Au détour d’une rue que l’on croirait gardée par des influenceuses médiévales – celles qui ont choisi le silence et la prière plutôt que TikTok – une vitrine attire mon regard. Gusto Pasta. La façade promet déjà une immersion totale en territoire italien.
À l’intérieur, c’est une brigade féminine qui mène la danse. Sourires sincères, « benvenuti » chantants : impossible de douter que l’accueil vient du cœur. En cuisine, Maria, prêtresse du fourneau ouvert, tandis que dans la salle Rosa orchestre le ballet des assiettes avec un humour piquant et quelques traits d’italien qui font voyager avant même la première bouchée.
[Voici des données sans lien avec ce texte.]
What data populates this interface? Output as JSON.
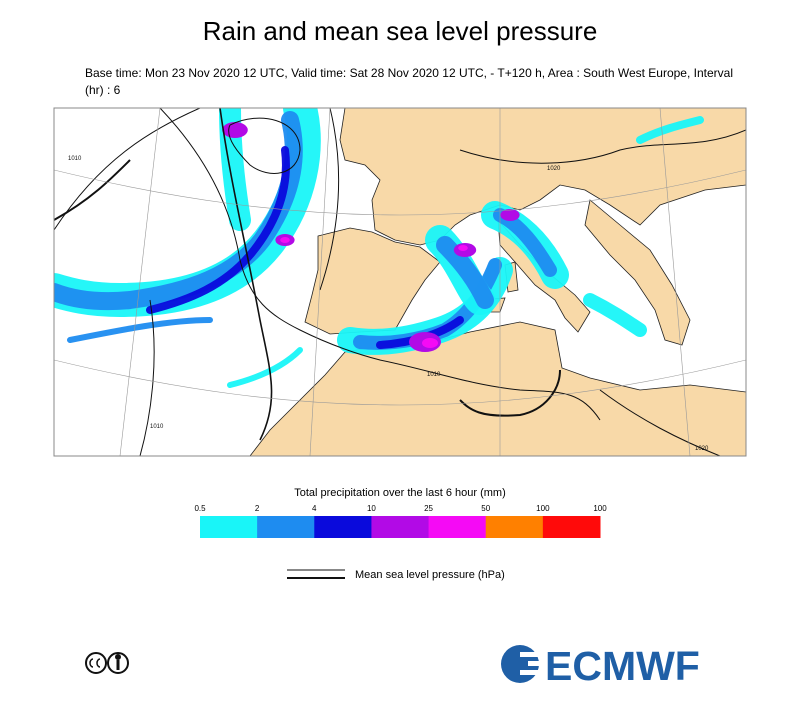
{
  "header": {
    "title": "Rain and mean sea level pressure",
    "subtitle": "Base time: Mon 23 Nov 2020 12 UTC, Valid time: Sat 28 Nov 2020 12 UTC, - T+120 h, Area : South West Europe, Interval (hr) : 6"
  },
  "map": {
    "isobar_labels": [
      1010,
      1020,
      1010,
      1020,
      1010
    ]
  },
  "legend": {
    "precip_title": "Total precipitation over the last 6 hour (mm)",
    "precip_ticks": [
      0.5,
      2,
      4,
      10,
      25,
      50,
      100,
      100
    ],
    "colors": [
      "#19f5f8",
      "#1e8cf0",
      "#0a0adc",
      "#b20ae6",
      "#f50af5",
      "#ff8000",
      "#ff0a0a"
    ],
    "pressure_label": "Mean sea level pressure (hPa)"
  },
  "logo": {
    "text": "ECMWF"
  }
}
Une carte suffisamment achalandée nous est proposée, difficile de choisir, j’ai envie de goûter plusieurs préparations, gardons en mémoire que choisir c’est renoncé, nous prendrons dès lors deux entrées et plats différents, et comme souvent avec ce malandrin de Gourmandiseur, nous partagerons.
Ce soir, pour commencer, ce seront un Vitello tonnato – à savoir de fines tranches de veau, une sauce au thon et de la roquette – et une Insalata di Polpo Prezzemolo – donc pour celles et ceux qui ne parlent pas néerlandais, du poulpe, des carottes, du céleri, du persil plat, et ajoutez-y oignon et citron. Un premier sans faute, la tradition et la fraîcheur se donnant la main.
En plats, je succombe aux Paccheroni con Ossobuco : jarret de veau fondant comme un secret bien gardé, sauce généreuse, légumes complices et pâtes courtes qui font chanter la fourchette. Mon acolyte choisit les Rigatoni alla Carbonara, un des plats « signature » de la maison : pancetta grillée, poivre noir, jaune d’œuf trônant comme un soleil sicilien, le tout saupoudré d’un Parmesan en pluie dorée… La vita è bella, et surtout, bien assaisonnée.
Pour étancher cette chevauchée gourmande, un Adènzia Rosso du domaine Baglio del Cristo di Campobello (Sicile, Campobello di Licata près d’Agrigente). Sachez que le nom “Adènzia” provient du dialecte sicilien « dare adènzia », signifiant accorder une attention profonde, écouter avec intensité, une métaphore pour décrire la profondeur et l’identité de ce vin rouge d’excellente facture. Assemblage de Syrah et Nero d’Avola, profond et élégant : fruits rouges, café, poivre, soupçons d’épices et de vanille. Tanins soyeux, bouche chaleureuse, structure impeccable. Un vin qui murmure : « prends ton temps », et qui épouse à la perfection les plats riches de Maria et Rosa, nos deux sœurs passionnées.